Berkeley SLUgS (Society for Linguistics Undergraduate Students) is hosting its Fourth Annual Linguistics Symposium on Saturday, November 23rd. This year’s symposium features a wide variety of undergraduate speakers presenting on topics ranging from poetry in ASL to child language acquisition, as well as a keynote by Larry Hyman. Coffee & breakfast will be provided; see the schedule here and facebook event here.
The 2019 annual meeting of The Society of Biblical Literature is taking place this weekend in San Diego.
On Monday, Nov 25, from 3:10-5pm, please join us in 370 Dwinelle for Qualifying Paper project presentations by third-year graduate students, followed by light refreshments.
In and around the linguistics department in the next week:
Congratulation to Alice Shen, Susanne Gahl, and Keith Johnson, whose paper Didn’t hear that coming: effects of withholding phonetic cues to code-switching has been accepted for publication in Bilingualism: Language and Cognition!
In and around the linguistics department in the next week or so:
The 2019-2020 colloquium series continues this coming Monday, Nov 18, with a talk by Daisy Rosenblum (UBC). Same time as always, same place as always: 3:10-5 p.m., 370 Dwinelle Hall. The talk is entitled Nouns, Noun Phrases, and other Referential Resources in Kʷak̓ʷala, and the abstract is as follows:
This paper explores the status, constituency and distributive patterning of Kʷak̓ʷala Noun Phrases in a corpus of recently recorded spontaneous interaction, and examines them alongside other referential resources available to speakers. Kʷak̓ʷala – along with other Wakashan languages, and neighboring Salishan languages – has challenged some of our ideas about how categories such as ‘Noun’ and ‘Verb’ work in grammar. However, while lexical roots in Kʷak̓ʷala and other Wakashan languages may not easily sort themselves into self-evident ‘Noun’ and ‘Verb’ categories (cf. Bach 1968, Jacobsen 1979, Kinkade 1983; Demirdache & Matthewson 1995; inter alia), syntactic predicates and arguments are clear within conversational data, and Kʷak̓ʷala lexical argument phrases align well with our expectations of ‘NP’ as a category. In considering how lexical reference in Kʷak̓ʷala relates to other referring resources in the language, such as (so-called) ‘lexical suffixes,’ I also ask what we can understand from examining bilingual speakers’ translations of their Kʷak̓ʷala into English, and explore how Kʷak̓ʷala lexical reference compares with patterns of Preferred Argument Structure and other information management constraints found cross-linguistically (cf. Chafe 1984; DuBois 1987). Examining these and other questions for Kʷak̓ʷala allows a nuanced and emergent analysis of what is meant by the category ‘Noun Phrase’ in Kʷak̓ʷala, identifies functions NPs serve in Kʷak̓ʷala grammar in use, and informs our understanding of how to develop useful materials for teachers and learners engaged in Kʷak̓ʷala revitalization.

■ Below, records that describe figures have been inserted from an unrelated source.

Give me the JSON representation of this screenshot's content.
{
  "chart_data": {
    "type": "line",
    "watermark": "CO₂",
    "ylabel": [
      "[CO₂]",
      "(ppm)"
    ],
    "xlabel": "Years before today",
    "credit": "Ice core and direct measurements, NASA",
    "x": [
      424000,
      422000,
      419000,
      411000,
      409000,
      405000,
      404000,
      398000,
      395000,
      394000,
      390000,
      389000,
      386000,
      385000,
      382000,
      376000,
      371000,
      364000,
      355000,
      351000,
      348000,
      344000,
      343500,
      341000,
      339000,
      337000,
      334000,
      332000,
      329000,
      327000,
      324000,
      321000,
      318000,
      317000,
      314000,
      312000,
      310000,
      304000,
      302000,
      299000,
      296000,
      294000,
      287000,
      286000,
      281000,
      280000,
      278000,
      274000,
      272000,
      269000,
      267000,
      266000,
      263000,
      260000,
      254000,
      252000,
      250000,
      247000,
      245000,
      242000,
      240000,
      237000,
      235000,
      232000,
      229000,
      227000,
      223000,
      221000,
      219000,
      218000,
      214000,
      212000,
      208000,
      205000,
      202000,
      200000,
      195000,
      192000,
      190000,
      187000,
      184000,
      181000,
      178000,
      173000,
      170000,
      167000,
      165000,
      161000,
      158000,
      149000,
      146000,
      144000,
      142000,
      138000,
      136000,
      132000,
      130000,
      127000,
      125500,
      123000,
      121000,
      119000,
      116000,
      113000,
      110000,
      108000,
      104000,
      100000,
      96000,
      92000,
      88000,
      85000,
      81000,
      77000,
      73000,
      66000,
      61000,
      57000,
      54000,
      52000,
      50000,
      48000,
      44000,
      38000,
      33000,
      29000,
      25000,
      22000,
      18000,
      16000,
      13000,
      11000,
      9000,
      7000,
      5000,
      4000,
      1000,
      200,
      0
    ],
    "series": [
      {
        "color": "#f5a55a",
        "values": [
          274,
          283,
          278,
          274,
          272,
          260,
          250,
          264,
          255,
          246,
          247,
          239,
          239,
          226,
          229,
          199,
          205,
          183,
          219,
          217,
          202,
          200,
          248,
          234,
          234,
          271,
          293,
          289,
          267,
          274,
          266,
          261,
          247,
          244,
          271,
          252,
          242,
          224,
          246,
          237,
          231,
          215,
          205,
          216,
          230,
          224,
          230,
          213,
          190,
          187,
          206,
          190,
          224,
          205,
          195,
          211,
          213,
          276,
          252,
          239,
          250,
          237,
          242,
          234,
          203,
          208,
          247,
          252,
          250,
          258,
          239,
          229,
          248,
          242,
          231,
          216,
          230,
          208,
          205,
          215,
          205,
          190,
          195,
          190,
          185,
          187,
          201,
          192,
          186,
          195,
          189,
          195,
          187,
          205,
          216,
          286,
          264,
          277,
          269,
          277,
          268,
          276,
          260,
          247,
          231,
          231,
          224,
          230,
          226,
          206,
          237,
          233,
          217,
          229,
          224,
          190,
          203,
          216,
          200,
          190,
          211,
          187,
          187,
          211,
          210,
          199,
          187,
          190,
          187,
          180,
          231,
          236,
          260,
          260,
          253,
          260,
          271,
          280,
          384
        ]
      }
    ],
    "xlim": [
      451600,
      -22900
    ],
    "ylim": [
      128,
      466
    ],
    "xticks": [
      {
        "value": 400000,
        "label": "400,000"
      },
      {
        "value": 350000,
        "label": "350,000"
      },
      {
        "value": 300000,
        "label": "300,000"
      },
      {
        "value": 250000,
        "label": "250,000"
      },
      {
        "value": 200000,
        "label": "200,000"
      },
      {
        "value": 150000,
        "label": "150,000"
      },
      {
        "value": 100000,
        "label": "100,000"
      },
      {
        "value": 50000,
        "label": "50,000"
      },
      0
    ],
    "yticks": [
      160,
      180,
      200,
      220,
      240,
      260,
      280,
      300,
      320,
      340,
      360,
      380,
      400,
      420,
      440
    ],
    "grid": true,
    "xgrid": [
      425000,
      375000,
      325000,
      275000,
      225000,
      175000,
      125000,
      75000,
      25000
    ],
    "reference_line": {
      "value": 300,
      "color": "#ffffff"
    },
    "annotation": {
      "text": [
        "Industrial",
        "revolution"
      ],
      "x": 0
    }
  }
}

Postdoc Bernat Bardagil writes to share that he is now in Rio de Janeiro, taking part in the Viva Língua Viva language revitalization conference, organized by the Museu do Índio and UNESCO. Here is Bernat with two members of the Manoki community, Edivaldo Nãpuxi and Dario Kanuxi, in Rio:

Congrats to Zach O'Hagan, whose paper entitled The origin of purpose clause markers in Proto-Omagua-Kukama has been published in Journal of Historical Linguistics 9(2):282-312.

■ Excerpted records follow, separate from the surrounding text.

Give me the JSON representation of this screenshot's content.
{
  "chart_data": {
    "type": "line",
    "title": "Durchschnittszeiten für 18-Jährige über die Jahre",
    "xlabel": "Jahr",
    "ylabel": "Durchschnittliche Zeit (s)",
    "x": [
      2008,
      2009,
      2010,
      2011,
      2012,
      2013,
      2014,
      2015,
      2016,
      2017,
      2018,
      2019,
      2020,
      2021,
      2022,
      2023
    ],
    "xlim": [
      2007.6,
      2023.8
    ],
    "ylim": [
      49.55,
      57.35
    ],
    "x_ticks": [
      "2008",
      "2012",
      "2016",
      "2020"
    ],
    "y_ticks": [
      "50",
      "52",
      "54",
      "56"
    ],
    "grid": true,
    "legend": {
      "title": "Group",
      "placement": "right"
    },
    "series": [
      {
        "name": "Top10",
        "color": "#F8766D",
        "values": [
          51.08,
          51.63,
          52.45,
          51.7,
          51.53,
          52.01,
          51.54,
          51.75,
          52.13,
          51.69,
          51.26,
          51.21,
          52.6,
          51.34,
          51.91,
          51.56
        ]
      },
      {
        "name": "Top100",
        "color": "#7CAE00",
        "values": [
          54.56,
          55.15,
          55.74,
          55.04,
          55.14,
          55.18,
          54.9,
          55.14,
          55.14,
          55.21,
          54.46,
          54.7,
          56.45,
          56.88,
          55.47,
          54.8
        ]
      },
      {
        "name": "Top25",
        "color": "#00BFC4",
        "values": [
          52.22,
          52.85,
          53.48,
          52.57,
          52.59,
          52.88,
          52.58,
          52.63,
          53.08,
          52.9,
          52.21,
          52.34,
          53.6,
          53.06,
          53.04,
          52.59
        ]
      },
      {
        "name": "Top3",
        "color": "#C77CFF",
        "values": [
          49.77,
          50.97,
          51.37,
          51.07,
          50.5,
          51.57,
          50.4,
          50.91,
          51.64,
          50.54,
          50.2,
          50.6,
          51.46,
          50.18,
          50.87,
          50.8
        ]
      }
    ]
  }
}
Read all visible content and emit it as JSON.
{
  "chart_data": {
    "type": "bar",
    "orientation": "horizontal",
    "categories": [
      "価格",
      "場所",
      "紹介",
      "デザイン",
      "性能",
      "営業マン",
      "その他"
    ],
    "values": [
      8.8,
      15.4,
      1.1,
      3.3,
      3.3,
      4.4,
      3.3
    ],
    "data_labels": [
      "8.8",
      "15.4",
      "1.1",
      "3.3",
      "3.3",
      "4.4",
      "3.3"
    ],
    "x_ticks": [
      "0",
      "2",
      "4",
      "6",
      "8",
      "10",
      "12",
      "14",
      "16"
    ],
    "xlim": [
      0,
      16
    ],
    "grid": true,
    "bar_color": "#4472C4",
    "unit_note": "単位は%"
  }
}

Congrats to Larry Hyman, whose paper Number and animacy in the Teke noun class system, co-authored with Florian Lionnet (PhD '16) & Christophère Ngolele is just out in African linguistics across disciplines: Selected papers from the 48th Annual Conference on African Linguistics. Read it here!

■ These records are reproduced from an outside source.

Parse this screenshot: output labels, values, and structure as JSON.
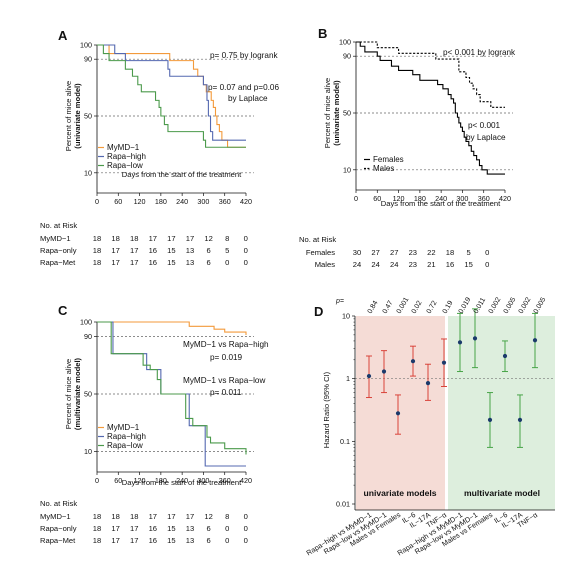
{
  "panels": {
    "A": {
      "letter": "A",
      "ylabel": "Percent of mice alive",
      "ylabel_sub": "(univariate model)",
      "xlabel": "Days from the start of the treatment",
      "annotations": [
        "p= 0.75 by logrank",
        "p= 0.07 and p=0.06",
        "by Laplace"
      ],
      "legend": [
        "MyMD−1",
        "Rapa−high",
        "Rapa−low"
      ],
      "risk_title": "No. at Risk",
      "risk_rows": [
        {
          "label": "MyMD−1",
          "counts": [
            "18",
            "18",
            "18",
            "17",
            "17",
            "17",
            "12",
            "8",
            "0"
          ]
        },
        {
          "label": "Rapa−only",
          "counts": [
            "18",
            "17",
            "17",
            "16",
            "15",
            "13",
            "6",
            "5",
            "0"
          ]
        },
        {
          "label": "Rapa−Met",
          "counts": [
            "18",
            "17",
            "17",
            "16",
            "15",
            "13",
            "6",
            "0",
            "0"
          ]
        }
      ]
    },
    "B": {
      "letter": "B",
      "ylabel": "Percent of mice alive",
      "ylabel_sub": "(univariate model)",
      "xlabel": "Days from the start of the treatment",
      "annotations": [
        "p< 0.001 by logrank",
        "p< 0.001",
        "by Laplace"
      ],
      "legend": [
        "Females",
        "Males"
      ],
      "risk_title": "No. at Risk",
      "risk_rows": [
        {
          "label": "Females",
          "counts": [
            "30",
            "27",
            "27",
            "23",
            "22",
            "18",
            "5",
            "0",
            ""
          ]
        },
        {
          "label": "Males",
          "counts": [
            "24",
            "24",
            "24",
            "23",
            "21",
            "16",
            "15",
            "0",
            ""
          ]
        }
      ]
    },
    "C": {
      "letter": "C",
      "ylabel": "Percent of mice alive",
      "ylabel_sub": "(multivariate model)",
      "xlabel": "Days from the start of the treatment",
      "annotations": [
        "MyMD−1 vs Rapa−high",
        "p= 0.019",
        "MyMD−1 vs Rapa−low",
        "p= 0.011"
      ],
      "legend": [
        "MyMD−1",
        "Rapa−high",
        "Rapa−low"
      ],
      "risk_title": "No. at Risk",
      "risk_rows": [
        {
          "label": "MyMD−1",
          "counts": [
            "18",
            "18",
            "18",
            "17",
            "17",
            "17",
            "12",
            "8",
            "0"
          ]
        },
        {
          "label": "Rapa−only",
          "counts": [
            "18",
            "17",
            "17",
            "16",
            "15",
            "13",
            "6",
            "0",
            "0"
          ]
        },
        {
          "label": "Rapa−Met",
          "counts": [
            "18",
            "17",
            "17",
            "16",
            "15",
            "13",
            "6",
            "0",
            "0"
          ]
        }
      ]
    },
    "D": {
      "letter": "D",
      "ylabel": "Hazard Ratio (95% CI)",
      "p_prefix": "p=",
      "band_labels": [
        "univariate models",
        "multivariate model"
      ]
    }
  },
  "chart_data": [
    {
      "type": "line",
      "panel": "A",
      "subtype": "kaplan-meier",
      "xlim": [
        0,
        420
      ],
      "ylim": [
        0,
        100
      ],
      "xticks": [
        "0",
        "60",
        "120",
        "180",
        "240",
        "300",
        "360",
        "420"
      ],
      "yticks": [
        "10",
        "50",
        "90",
        "100"
      ],
      "ref_lines": [
        10,
        50,
        90
      ],
      "series": [
        {
          "name": "MyMD−1",
          "color": "#f39a3b",
          "x": [
            0,
            18,
            34,
            50,
            120,
            190,
            205,
            225,
            240,
            255,
            272,
            284,
            292,
            300,
            308,
            316,
            322,
            328,
            334,
            338,
            345,
            352,
            360,
            368,
            380,
            400,
            420
          ],
          "y": [
            100,
            100,
            94,
            94,
            94,
            94,
            89,
            89,
            89,
            89,
            83,
            78,
            78,
            72,
            67,
            67,
            61,
            56,
            50,
            44,
            39,
            33,
            33,
            28,
            28,
            28,
            28
          ]
        },
        {
          "name": "Rapa−high",
          "color": "#5468b0",
          "x": [
            0,
            28,
            50,
            80,
            150,
            185,
            200,
            205,
            222,
            245,
            280,
            300,
            310,
            314,
            320,
            326,
            332,
            340,
            350,
            360,
            380,
            400,
            420
          ],
          "y": [
            100,
            100,
            94,
            89,
            89,
            89,
            83,
            78,
            78,
            78,
            78,
            72,
            61,
            50,
            39,
            33,
            33,
            33,
            33,
            33,
            33,
            33,
            33
          ]
        },
        {
          "name": "Rapa−low",
          "color": "#4b9a4b",
          "x": [
            0,
            18,
            34,
            55,
            70,
            80,
            100,
            115,
            125,
            140,
            160,
            165,
            175,
            180,
            190,
            200,
            212,
            225,
            245,
            265,
            292,
            300,
            306,
            312,
            318,
            330,
            360,
            380,
            420
          ],
          "y": [
            100,
            94,
            89,
            89,
            89,
            83,
            78,
            72,
            67,
            67,
            67,
            61,
            56,
            50,
            44,
            39,
            39,
            39,
            39,
            39,
            39,
            33,
            28,
            28,
            28,
            28,
            28,
            28,
            28
          ]
        }
      ]
    },
    {
      "type": "line",
      "panel": "B",
      "subtype": "kaplan-meier",
      "xlim": [
        0,
        420
      ],
      "ylim": [
        0,
        100
      ],
      "xticks": [
        "0",
        "60",
        "120",
        "180",
        "240",
        "300",
        "360",
        "420"
      ],
      "yticks": [
        "10",
        "50",
        "90",
        "100"
      ],
      "ref_lines": [
        10,
        50,
        90
      ],
      "series": [
        {
          "name": "Females",
          "color": "#000000",
          "dash": false,
          "x": [
            0,
            12,
            25,
            35,
            55,
            60,
            68,
            80,
            100,
            120,
            140,
            160,
            180,
            200,
            230,
            245,
            260,
            268,
            275,
            280,
            286,
            290,
            295,
            300,
            305,
            310,
            318,
            325,
            332,
            340,
            348,
            355,
            362,
            370,
            385,
            400,
            420
          ],
          "y": [
            100,
            97,
            93,
            93,
            93,
            90,
            87,
            87,
            83,
            80,
            80,
            77,
            73,
            73,
            70,
            67,
            63,
            60,
            57,
            50,
            47,
            43,
            40,
            37,
            33,
            30,
            27,
            23,
            20,
            17,
            13,
            10,
            10,
            7,
            7,
            7,
            7
          ]
        },
        {
          "name": "Males",
          "color": "#000000",
          "dash": true,
          "x": [
            0,
            30,
            40,
            60,
            80,
            105,
            120,
            150,
            200,
            225,
            240,
            260,
            270,
            280,
            290,
            300,
            310,
            320,
            330,
            340,
            350,
            360,
            370,
            380,
            400,
            420
          ],
          "y": [
            100,
            100,
            100,
            96,
            96,
            96,
            92,
            92,
            92,
            88,
            88,
            88,
            88,
            88,
            79,
            79,
            75,
            71,
            67,
            63,
            58,
            58,
            58,
            54,
            54,
            54
          ]
        }
      ]
    },
    {
      "type": "line",
      "panel": "C",
      "subtype": "kaplan-meier",
      "xlim": [
        0,
        420
      ],
      "ylim": [
        0,
        100
      ],
      "xticks": [
        "0",
        "60",
        "120",
        "180",
        "240",
        "300",
        "360",
        "420"
      ],
      "yticks": [
        "10",
        "50",
        "90",
        "100"
      ],
      "ref_lines": [
        10,
        50,
        90
      ],
      "series": [
        {
          "name": "MyMD−1",
          "color": "#f39a3b",
          "x": [
            0,
            200,
            260,
            300,
            330,
            360,
            380,
            400,
            420
          ],
          "y": [
            100,
            100,
            97,
            97,
            95,
            93,
            93,
            93,
            91
          ]
        },
        {
          "name": "Rapa−high",
          "color": "#5468b0",
          "x": [
            0,
            30,
            45,
            60,
            120,
            140,
            175,
            180,
            200,
            230,
            260,
            290,
            300,
            305,
            310,
            420
          ],
          "y": [
            100,
            100,
            78,
            78,
            78,
            67,
            67,
            50,
            50,
            50,
            28,
            28,
            28,
            0,
            0,
            0
          ]
        },
        {
          "name": "Rapa−low",
          "color": "#4b9a4b",
          "x": [
            0,
            30,
            40,
            60,
            120,
            130,
            150,
            170,
            180,
            200,
            230,
            250,
            270,
            290,
            305,
            310,
            320,
            340,
            360,
            380,
            400,
            420
          ],
          "y": [
            100,
            100,
            78,
            78,
            78,
            70,
            67,
            60,
            50,
            50,
            50,
            33,
            28,
            28,
            28,
            20,
            16,
            16,
            12,
            12,
            12,
            8
          ]
        }
      ]
    },
    {
      "type": "scatter",
      "panel": "D",
      "subtype": "forest-plot",
      "yscale": "log",
      "ylim": [
        0.01,
        10
      ],
      "yticks": [
        "0.01",
        "0.1",
        "1",
        "10"
      ],
      "ref_line": 1,
      "groups": [
        {
          "name": "univariate models",
          "color": "#d9433a",
          "band": "#f5dcd6",
          "categories": [
            "Rapa−high vs MyMD−1",
            "Rapa−low vs MyMD−1",
            "Males vs Females",
            "IL−6",
            "IL−17A",
            "TNF−α"
          ],
          "p_values": [
            "0.84",
            "0.47",
            "0.001",
            "0.02",
            "0.72",
            "0.19"
          ],
          "hr": [
            1.1,
            1.3,
            0.28,
            1.9,
            0.85,
            1.8
          ],
          "lo": [
            0.5,
            0.6,
            0.13,
            1.1,
            0.45,
            0.75
          ],
          "hi": [
            2.3,
            2.8,
            0.55,
            3.3,
            1.7,
            4.3
          ]
        },
        {
          "name": "multivariate model",
          "color": "#47a447",
          "band": "#ddeedd",
          "categories": [
            "Rapa−high vs MyMD−1",
            "Rapa−low vs MyMD−1",
            "Males vs Females",
            "IL−6",
            "IL−17A",
            "TNF−α"
          ],
          "p_values": [
            "0.019",
            "0.011",
            "0.002",
            "0.005",
            "0.002",
            "0.005"
          ],
          "hr": [
            3.8,
            4.4,
            0.22,
            2.3,
            0.22,
            4.1
          ],
          "lo": [
            1.3,
            1.5,
            0.08,
            1.3,
            0.08,
            1.5
          ],
          "hi": [
            11,
            13,
            0.6,
            4.0,
            0.55,
            11
          ]
        }
      ]
    }
  ]
}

Alumnus Len Talmy (Ph.D. 1972) writes to share that he is just back from a visit to Beihang University in Beijing, where he gave two talks on his book The Targeting System of Language (MIT Press, 2018) and was presented with translation copies of his 2-volume set Toward a Cognitive Semantics (MIT Press, 2000), recently translated into Chinese by Fuyin (Thomas) Li and published by Peking University Press.